Implications for blood-brain-barrier permeability, in vitro oxidative stress and neurotoxicity potential induced by mesoporous silica nanoparticles: effects of surface modification

MSNs are shown to have the potential to overcome the BBB and cause neuronal damage. However, the neurotoxicity potential could be mediated with surface modification.

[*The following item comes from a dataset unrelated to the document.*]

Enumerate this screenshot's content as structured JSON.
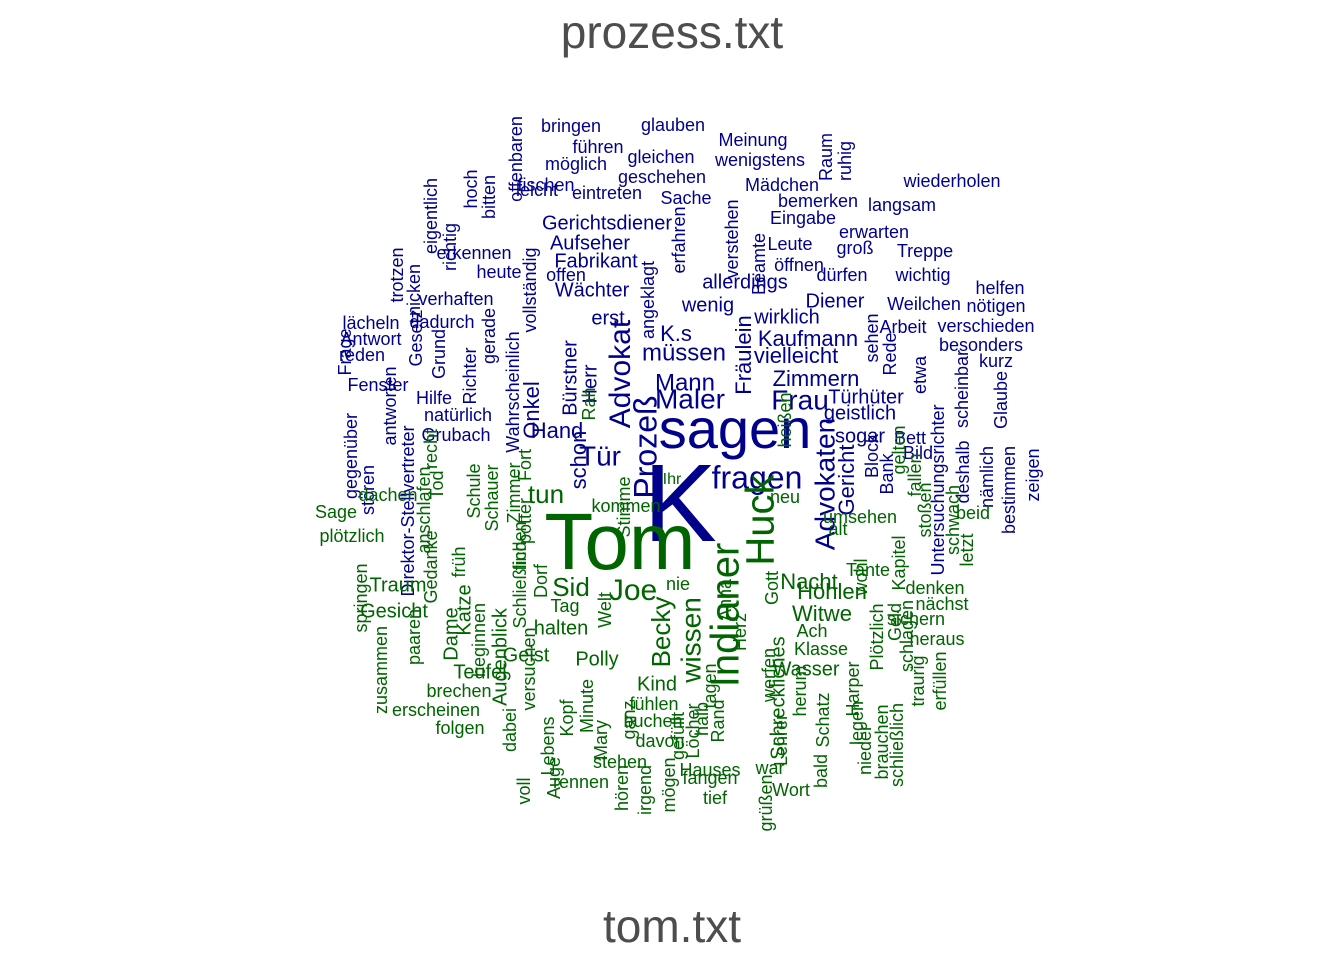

The increase in the abundance and practical applications of nanomaterials has led to growing concern over the potential adverse effects of nanoparticles on human health. Their unique structure makes mesoporous silica nanoparticles (MSNs) an ideal platform for developing multifunctional nanocarriers, including non-viral gene delivery in the central nervous system (CNS). However, the potential neurotoxicity of the MSNs remains largely unclear. In this study, we explored the biological effect of MCM-41 type MSNs on blood-brain-barrier (BBB) permeability, neuronal damage, and the mediation of neurotoxicity with surface chemistry. With or without the ligand transferrin (Tf), which could interact with the transferrin receptor expressed at the BBB, in vivo imaging indicated that both MSN–Cy–Tf and MSN–Cy may enter into the brain, suggesting their potential to deliver therapeutic agents across the BBB. However, a risk arises that is associated with this permeability. A histological observation of the hippocampus confirms the CNS delivery of MSNs and indicates neuronal damage, characterized by neuronal cell loss, nuclei shrinkage, and the disintegration of neurons, suggestive of in vivo neurotoxicity. With the PC12 cell, a model for the dopaminergic neuron, an in vitro examination suggests that various surface modified MSNs decrease the cell viability and cause oxidative stress with an elevation of reactive oxygen species (ROS), a depletion of glutathione (GSH), leakage of lactate dehydrogenase (LDH), and the generation of malondialdehyde (MDA) in a concentration-dependent manner. Compared with the pristine MSNs which induce the severest injury impact on the cells, thiol modified MSN–SH nanoparticles show significantly lower injury effects among the test MSNs, suggesting the possibility to mediate the neurotoxicity by modifying the surface chemistry of this kind of the nanomaterial for biomedical applications.